By Brandon Moseley
Alabama Political Reporter
Tuesday, the Alabama House of Representatives passed House Bill 17, which would mandate that future special elections for U.S. Senator would coincide with the next regularly scheduled election.
The bill was sponsored by state Rep. Steve Clouse, R-Ozark. Clouse said that this was the first vacancy in 39 years when Sen. James Allen died in 1978. The governor appointed Allen’s wife to the office, who lost the special election the same year.
“It has only been a hundred years that people have been electing Senators by popular vote,” Clouse said.
The 17th amendment changed the election of Senators from being chosen by state legislature to popular election. Clouse said that most states have the special election for U.S. Senator at the next regularly scheduled election like 36 other states already do.
The latest vacancy is in Minnesota where Al Franken resigned. Their governor has appointed a replacement and the people will vote in November. Their election will not cost them any additional money.
A number of House Democrats expressed concerns about the bill.
“You have been primarily concerned with the general fund budget and what it is going to cost from the very beginning of this debate,” state Rep. Christopher England, D-Tuscaloosa, said. “I don’t want to give any governor that much power. Your bill gives the Governor the power to create incumbency. If there is something in this world that is priceless it should be that the people have a voice in the process.”
Clouse said that a special election for Senate would cost the general fund budget $10.5 to $12 million.
“We have not had one happen but once in last 39 years,” state Rep. Juandalynn Givan, D-Birmingham, said. “The cost would be just $11 million divided by 39 years. Your rational is solely on that it could be saving the state money.”
Clouse amended the bill at the request of the Secretary of State’s office so that the latest that a vacancy could be filled would be the day before one of the major parties open up party qualifying for the next election. This year that would have been January 7.
“The peoples voice would not be heard,” State Rep. Mary Moore, D-Birmingham, said. “We live in a Democratic society and the Alabama Constitution already had a process in place.”
“Your amendment is not right. Your bill is not right,” Moore said.
Democratic lawmakers also tied the bill to the recent U.S. Senate election, which saw Democrat Doug Jones defeat former state Supreme Court Chief Justice Roy Moore.
“These elections are not going the way they have been going,” state Rep. Thomas Jackson, D-Thomasville, said. “I know you had a bad candidate; but if this was in place Luther Strange would still be in place in the Senate.”
State Rep. John Rogers, D-Birmingham, called it an “anti-Doug Jones bill.”
Rogers said that Republicans will regret this bill, “When Walt Maddox wins the next election.”

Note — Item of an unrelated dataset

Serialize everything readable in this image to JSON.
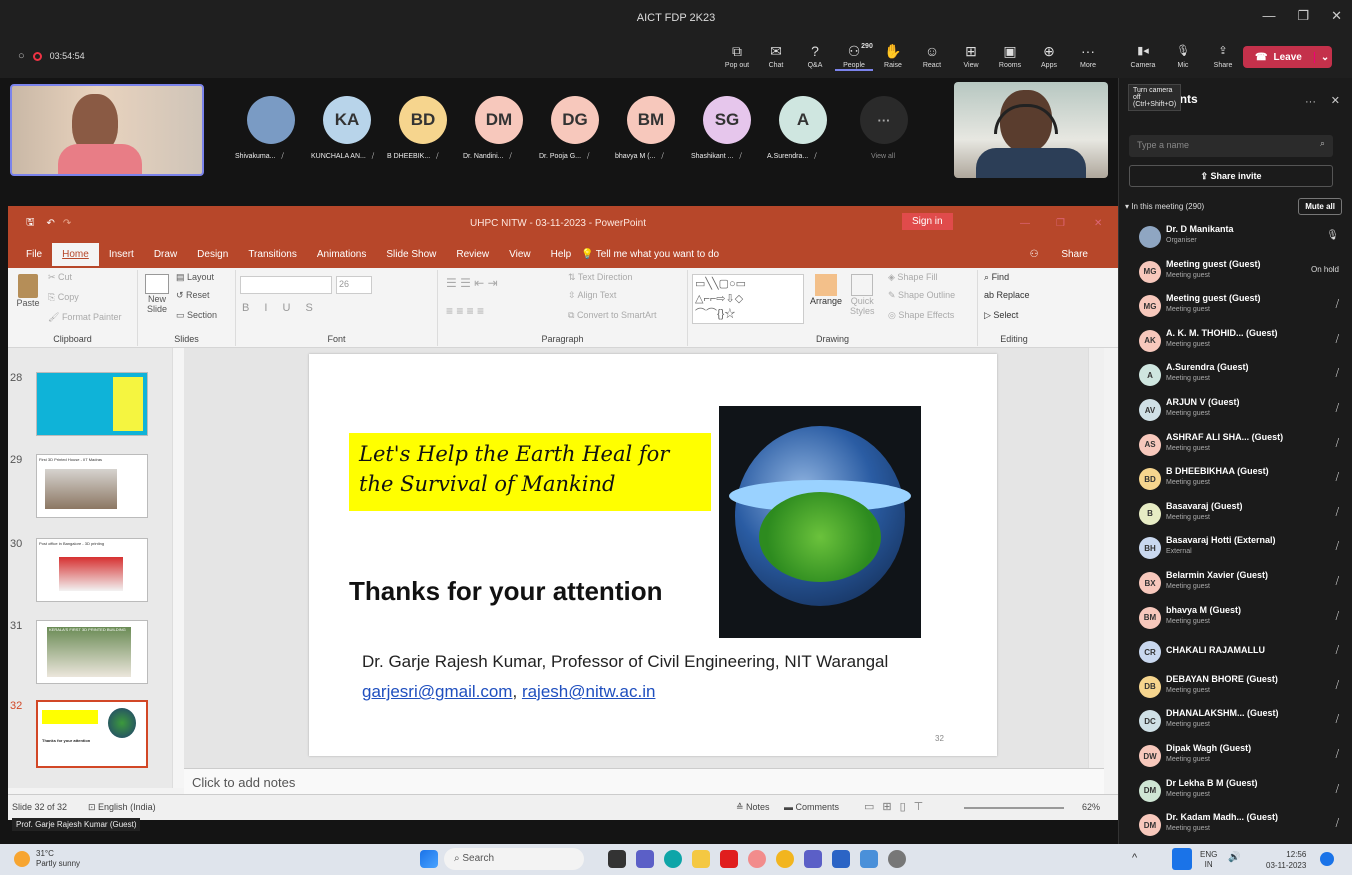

“We are about to have a Democrat in office with all the power that we about to give the governor,” Rogers said.
Clouse responded to the accusation that the bill is a response to the special election by saying he filed the bill in August.
Several legislators asked Clouse why not do this for state legislature vacancies as well. The representative said he couldn’t put it in the bill, but said Rep. Mike Ball, R- Madison, is carrying a bill that would reduce the cost of special elections for seats in the legislature.

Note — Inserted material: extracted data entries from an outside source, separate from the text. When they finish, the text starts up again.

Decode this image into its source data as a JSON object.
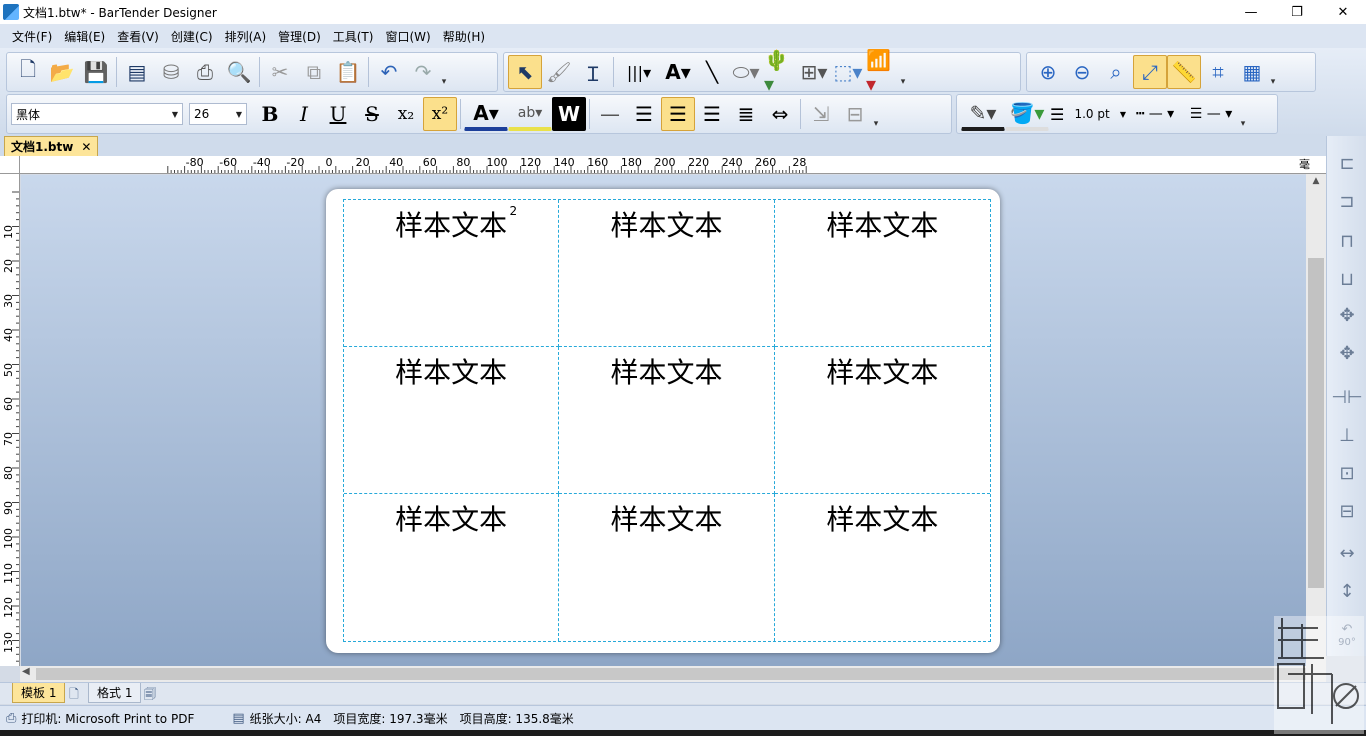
{
  "window": {
    "title": "文档1.btw* - BarTender Designer",
    "minimize": "—",
    "maximize": "❐",
    "close": "✕"
  },
  "menu": [
    "文件(F)",
    "编辑(E)",
    "查看(V)",
    "创建(C)",
    "排列(A)",
    "管理(D)",
    "工具(T)",
    "窗口(W)",
    "帮助(H)"
  ],
  "format_bar": {
    "font_name": "黑体",
    "font_size": "26",
    "line_width": "1.0 pt"
  },
  "doc_tab": {
    "label": "文档1.btw",
    "close": "✕"
  },
  "ruler": {
    "unit": "毫米",
    "top_labels": [
      "-80",
      "-60",
      "-40",
      "-20",
      "0",
      "20",
      "40",
      "60",
      "80",
      "100",
      "120",
      "140",
      "160",
      "180",
      "200",
      "220",
      "240",
      "260",
      "28"
    ],
    "left_labels": [
      "10",
      "20",
      "30",
      "40",
      "50",
      "60",
      "70",
      "80",
      "90",
      "100",
      "110",
      "120",
      "130"
    ]
  },
  "label_cells": [
    {
      "text": "样本文本",
      "sup": "2"
    },
    {
      "text": "样本文本",
      "sup": ""
    },
    {
      "text": "样本文本",
      "sup": ""
    },
    {
      "text": "样本文本",
      "sup": ""
    },
    {
      "text": "样本文本",
      "sup": ""
    },
    {
      "text": "样本文本",
      "sup": ""
    },
    {
      "text": "样本文本",
      "sup": ""
    },
    {
      "text": "样本文本",
      "sup": ""
    },
    {
      "text": "样本文本",
      "sup": ""
    }
  ],
  "sheet_tabs": {
    "template": "模板 1",
    "format": "格式 1"
  },
  "status": {
    "printer": "打印机: Microsoft Print to PDF",
    "paper": "纸张大小: A4",
    "item_width": "项目宽度: 197.3毫米",
    "item_height": "项目高度: 135.8毫米"
  },
  "right_toolbar": {
    "rotate_label": "90°"
  }
}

In 2017, President Donald Trump appointed incumbent Sen. Jeff Sessions to be U.S. Attorney General creating a Senate vacancy. Then Gov. Robert Bentley appointed Alabama Attorney General Luther Strange to the post and set the special election for the 2018 regular election. The appointment was enormously controversial.
Bentley resigned in April and Lt. Gov. Kay Ivey ascended to the Governor’s mansion. State Auditor Jim Zeigler and other officials had sued as the law requires that the special election be called “forthwith.” Ivey agreed and set the special election for December.
Former Chief Justice of the Alabama Supreme Court Roy Moore defeated Strange in the Republican runoff election, but was defeated by Democratic nominee Doug Jones in the general election after the Washington Post released a report accusing Moore of sexual misconduct.
After over two hours of debate on Monday the bill passed 65 to 29.
HB17 now goes to the state Senate where state Sen. Gerald Dial, R-Lineville, is carrying the bill in the Senate, according to Clouse.